Optimizing Emergent and Long-Term Care for Aortic Dissection

Dr. Sabe on Aortic Dissections

Timely diagnosis of an acute aortic dissection is the first key step to saving a patient’s life. However, not all hospitals are equipped to handle the next critical step: administering timely treatment to reestablish true lumen flow in the aorta. In these cases, according to an invited expert review published in The Annals of Thoracic Surgery, rapid transfer of the patient to a center of excellence is advisable.

Ashraf A. Sabe, MD, a cardiac and aortic surgeon of the Brigham and Women’s Hospital Division of Cardiac Surgery, is lead and corresponding author of this summative review, which underscores “a trend towards decreased operative mortality for patients with prior cardiac surgery undergoing acute type A aortic dissection (ATAAD) repair at high-volume centers.”

“Studies have found high-risk patients fare better at a center that has the right expertise as well as the capability to take a multidisciplinary approach at any hour, day or night,” Dr. Sabe said. “That’s what we offer in our group at Brigham and Women’s Hospital.”

24/7 Access to Aortic Experts

To assist hospitals referring a patient with an aortic dissection, Brigham cardiac surgeons with aortic expertise are always immediately available to review imaging, advise on the diagnosis and facilitate an expeditious transfer. Dr. Sabe, senior cardio-aortic surgeon Tsuyoshi Kaneko, MD, and their team work in concert with vascular surgeons and vascular medicine specialists.

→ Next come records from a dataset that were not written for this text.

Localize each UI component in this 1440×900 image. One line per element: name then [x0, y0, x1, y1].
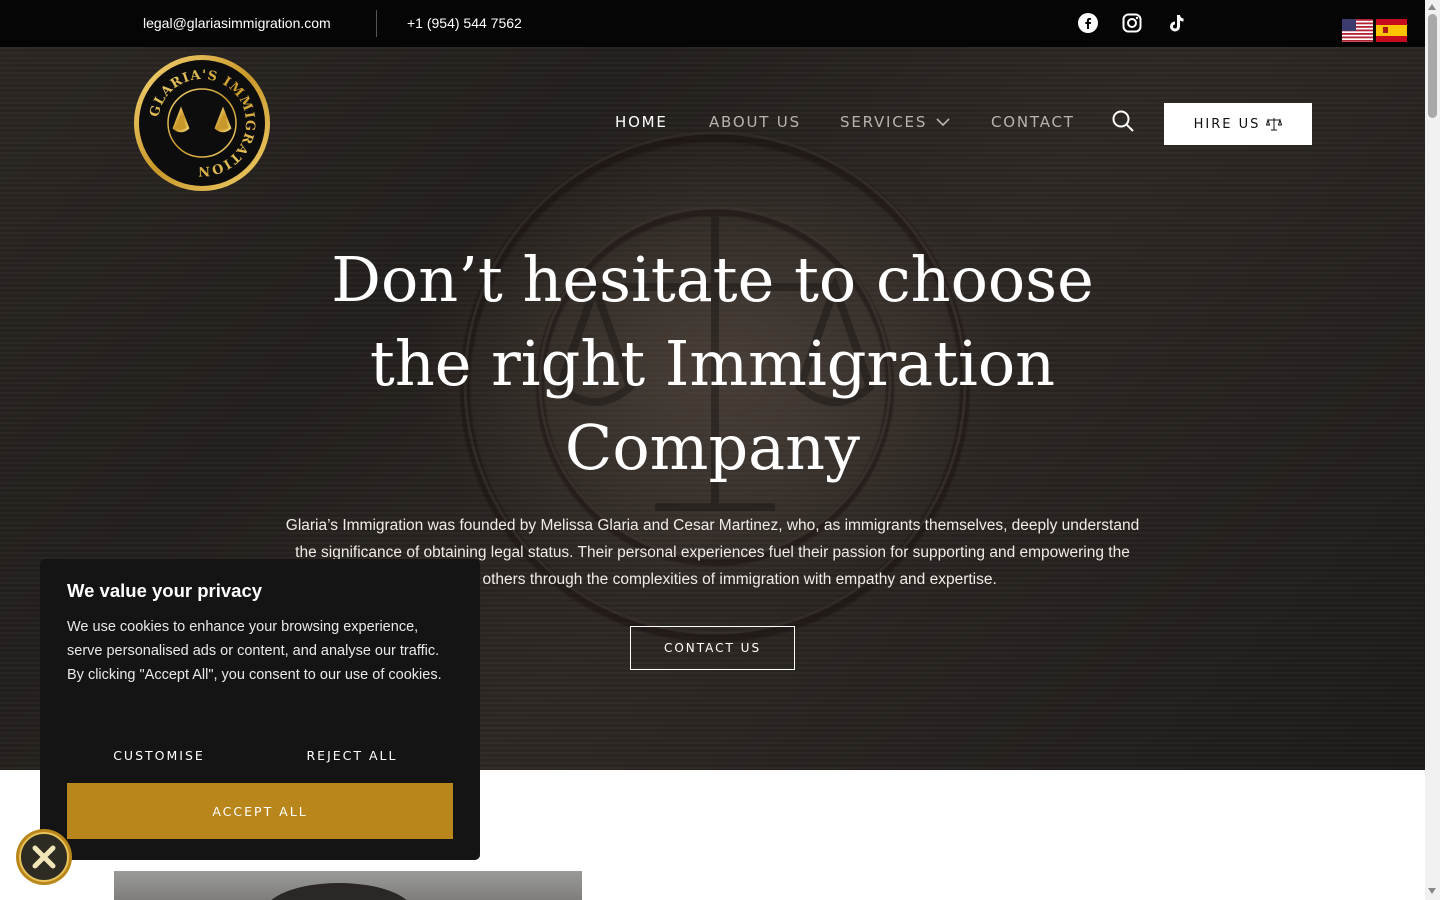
spain-flag-icon[interactable]	[1376, 19, 1407, 42]
scroll-down-arrow-icon[interactable]	[1428, 888, 1436, 894]
nav-services[interactable]: SERVICES	[840, 113, 927, 131]
scrollbar-thumb[interactable]	[1428, 14, 1437, 118]
nav-about-us[interactable]: ABOUT US	[709, 113, 801, 131]
tiktok-icon[interactable]	[1165, 12, 1187, 34]
contact-email[interactable]: legal@glariasimmigration.com	[143, 15, 331, 31]
hero-title-line: Don’t hesitate to choose	[331, 243, 1094, 316]
top-bar: legal@glariasimmigration.com +1 (954) 54…	[0, 0, 1425, 47]
hero-title-line: Company	[564, 411, 861, 484]
nav-contact[interactable]: CONTACT	[991, 113, 1075, 131]
facebook-icon[interactable]	[1077, 12, 1099, 34]
scroll-up-arrow-icon[interactable]	[1428, 4, 1436, 10]
hero-title: Don’t hesitate to choose the right Immig…	[300, 238, 1125, 490]
customise-button[interactable]: CUSTOMISE	[100, 741, 218, 769]
photo-subject	[264, 883, 414, 900]
us-flag-icon[interactable]	[1342, 19, 1373, 42]
reject-all-button[interactable]: REJECT ALL	[292, 741, 412, 769]
cookie-consent-panel: We value your privacy We use cookies to …	[40, 559, 480, 860]
founder-photo	[114, 871, 582, 900]
contact-phone[interactable]: +1 (954) 544 7562	[407, 15, 522, 31]
search-icon[interactable]	[1111, 109, 1135, 133]
hero-description-line: Glaria’s Immigration was founded by Meli…	[285, 517, 1140, 534]
cookie-title: We value your privacy	[67, 580, 263, 601]
contact-us-button[interactable]: CONTACT US	[630, 626, 795, 670]
topbar-divider	[376, 10, 377, 37]
scales-icon	[1266, 118, 1283, 131]
nav-home[interactable]: HOME	[615, 113, 668, 131]
cookie-text: We use cookies to enhance your browsing …	[67, 619, 442, 683]
chevron-down-icon[interactable]	[936, 117, 950, 127]
cookie-settings-toggle-icon[interactable]	[15, 828, 73, 886]
hire-us-button[interactable]: HIRE US	[1164, 103, 1312, 145]
page-scrollbar[interactable]	[1425, 0, 1440, 900]
instagram-icon[interactable]	[1121, 12, 1143, 34]
glarias-immigration-logo[interactable]: GLARIA'S IMMIGRATION	[133, 54, 271, 192]
hire-us-label: HIRE US	[1193, 116, 1261, 132]
hero-title-line: the right Immigration	[369, 327, 1056, 400]
accept-all-button[interactable]: ACCEPT ALL	[67, 783, 453, 839]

The surgical team in the operating room (OR) also comprises specialized nursing staff, perfusionists and cardiac anesthesiologists. Also at the ready are neurophysiologists who perform EEG and peripheral neuromonitoring of patients during surgery to help determine the best treatment strategy in the OR on a continual basis.

“We can activate our OR multidisciplinary team at any hour and, in many instances, have a patient from another hospital come in via helicopter and directly into our operating room,” Dr. Sabe said. “There, we can restore true lumen vessel flow and aortic integrity, often within 30 minutes of arrival, which is very difficult to achieve. Providing this level of expert care 24/7 is quite rare not just in New England but also nationally and internationally.”

In addition to complex operations like total arch replacement and procedures involving aortic valve-sparing techniques, the Brigham has expertise in minimally invasive and transcatheter therapies including thoracic endovascular aortic repair (TEVAR).

“We are equipped to perform transcatheter procedures in a hybrid setting.” Dr. Sabe noted. “If we need to address a complex dissection, we can do an open surgical correction concomitantly with TEVAR. We can do that in our hybrid operating room in one setting or do the two procedures in a staggered fashion.”

Long-Term Management Includes Genetic Testing

Dr. Sabe stressed that whether or not surgery is required for aortic dissection or another aortopathy, long-term medical management is crucial. At the Brigham Aortic Disease Center, cardiac surgeons collaborate with vascular medicine specialists, vascular surgeons, aortic radiologists, cardiologists and geneticists on long-term patient care. This team meets regularly to discuss the most complex cases and has collaboratively established several innovative clinical protocols and pathways to facilitate patient care.

Keeping in mind that aortic dissection is often due to a heritable or congenital condition, follow-up at the Brigham also includes genetic testing for all patients. If testing shows that one or more genes related to aortopathies has been triggered, then genetic counseling will be offered to the patient and their family. Family members may also undergo screening tests with their primary care doctors and be referred to the Brigham for follow-up if an aortic problem is detected.

“The burden of aortic disease not only impacts our patients, but also can ripple out to their family,” Dr. Sabe said. “With genetic testing, we can give all parties the relief of knowing they have been genetically cleared or let them know there is an issue that needs to be followed and potentially treated early, often preventing disease progression or catastrophic events.”

Some investigators in the Division of Cardiac Surgery are conducting basic science research to look at the origins of aortopathies and the differences among these diseases, including the genetic components. Others are focused on clinical outcomes research. Dr. Sabe has been exploring risk stratification of ATAAD patients and found that advanced age alone should not be grounds for deciding against surgery. “We have had excellent outcomes offering surgical repair to appropriately selected elderly patients, well into their ninth decade and beyond,” he said

“Everything we do in our group starts with our mission of delivering state-of-the-art care and performing cutting-edge research,” Dr. Sabe added. “We are uniquely positioned to provide timely and precise care that patients need to survive these life-threatening emergencies and the expertise they and their family need long term.”